Since we’ve arrived in Vietnam, Chris has been excited and eager to try the food, but depending on how simple and hole-in-the-wall the restaurant or food stall is, he’s been dreading the seating situation… as in, do I actually get to sit in a proper chair, a normal-height stool, or a teeny tiny stool that barely clears one foot tall?
For whatever reason, the first time I came to Vietnam in 2008, the tiny sitting stools didn’t phase me. I just accepted them and sat on them. The more no-frills the place was, the more likely the establishment was to have these small stools for sitting. As several people we spoke with joked and commented, “Vietnamese people are a small people. We are not tall.” Even my dad, who is the same height as Chris at 5’9″, found them comical 11 years ago when we came together, reminding him of the past, and commented that they weren’t great for his back. But he didn’t complain at all and just took it all in.

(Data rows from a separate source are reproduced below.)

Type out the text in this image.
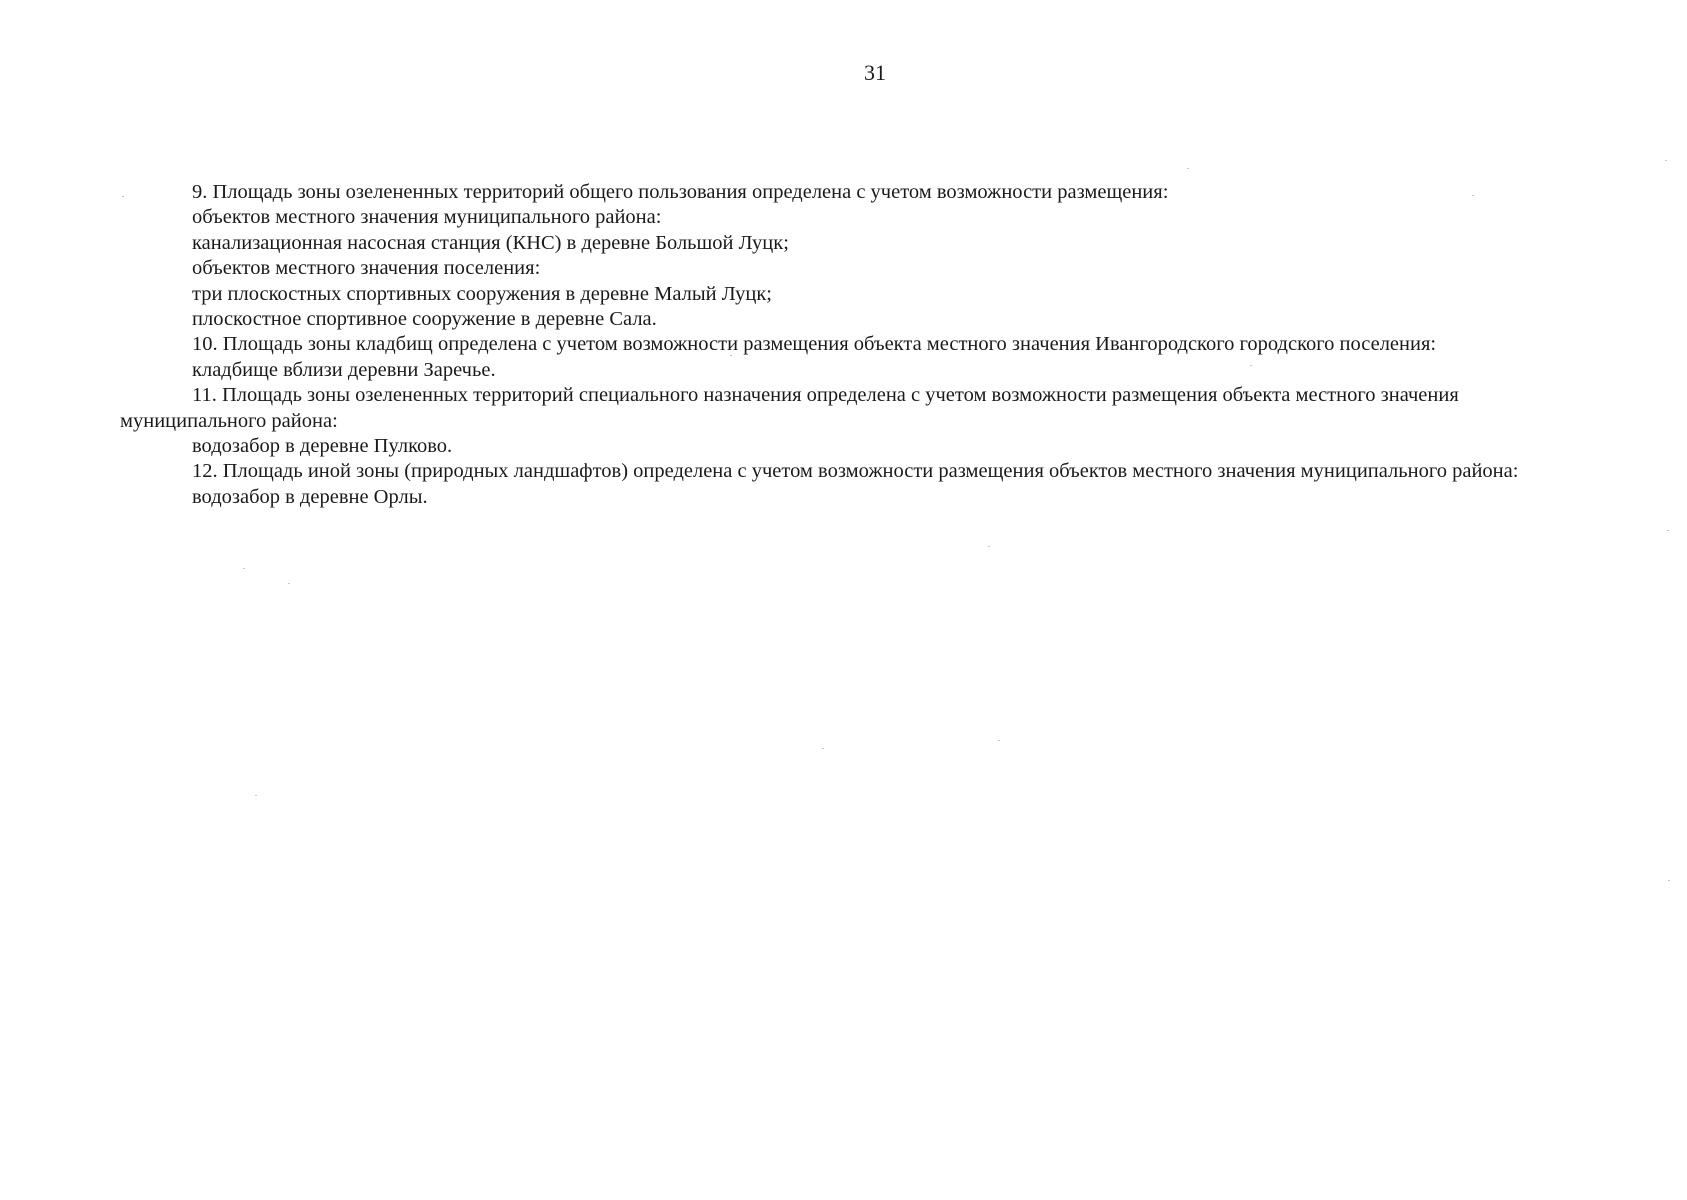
31
9. Площадь зоны озелененных территорий общего пользования определена с учетом возможности размещения:
объектов местного значения муниципального района:
канализационная насосная станция (КНС) в деревне Большой Луцк;
объектов местного значения поселения:
три плоскостных спортивных сооружения в деревне Малый Луцк;
плоскостное спортивное сооружение в деревне Сала.
10. Площадь зоны кладбищ определена с учетом возможности размещения объекта местного значения Ивангородского городского поселения:
кладбище вблизи деревни Заречье.
11. Площадь зоны озелененных территорий специального назначения определена с учетом возможности размещения объекта местного значения
муниципального района:
водозабор в деревне Пулково.
12. Площадь иной зоны (природных ландшафтов) определена с учетом возможности размещения объектов местного значения муниципального района:
водозабор в деревне Орлы.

At this point in our trip, it’s hard to count the number of times we’ve had to sit on these tiny stools while eating. Then when we arrived at a much anticipated banh cuon shop (these are steamed Vietnamese rice rolls typically stuffed with minced pork, shrimp, cloud ear mushrooms, and shiitake mushrooms, then dunked in nuoc cham dipping sauce; one of my absolute favorite dishes on earth), Chris immediately whined and whinged. “Are these people trying to kill me?! I don’t know how long I can sit like this. Order quickly so we can eat quickly and go.”
We ordered our banh cuon, Vietnamese cinnamon meatloaf slices, pork and lemongrass skewers, and freshly pressed soy milk. Although Chris usually doesn’t care for soy milk, he has been really enjoying the soy milk here, which is what I call real soy milk as it was meant to be prepared and enjoyed: fresh pressed from steaming soy beans, with just a touch of sugar to sweeten. I have fond memories of enjoying this beverage almost every morning off the streets in Shanghai, and also on the last Vietnam trip. During my childhood, my mom frequently bought fresh soy milk from a reputable Asian shop on Clement Street in San Francisco. So the taste and texture have been with me forever. So while I still like soy milk in the U.S. out of a carton, even with its added preservatives, thickeners, and who else knows what got added into it, I will always have a soft spot for real Asian soy milk. And now I know I can get Chris to drink soy milk if I get him the authentic stuff.
As soon as we were done eating, Chris pressed me to pay as soon as possible and leave. I guess this is just another one of the small benefits of being petite: the tiny sitting stools don’t bother me as much, and I could probably sit all day like that without any pain or knee buckling.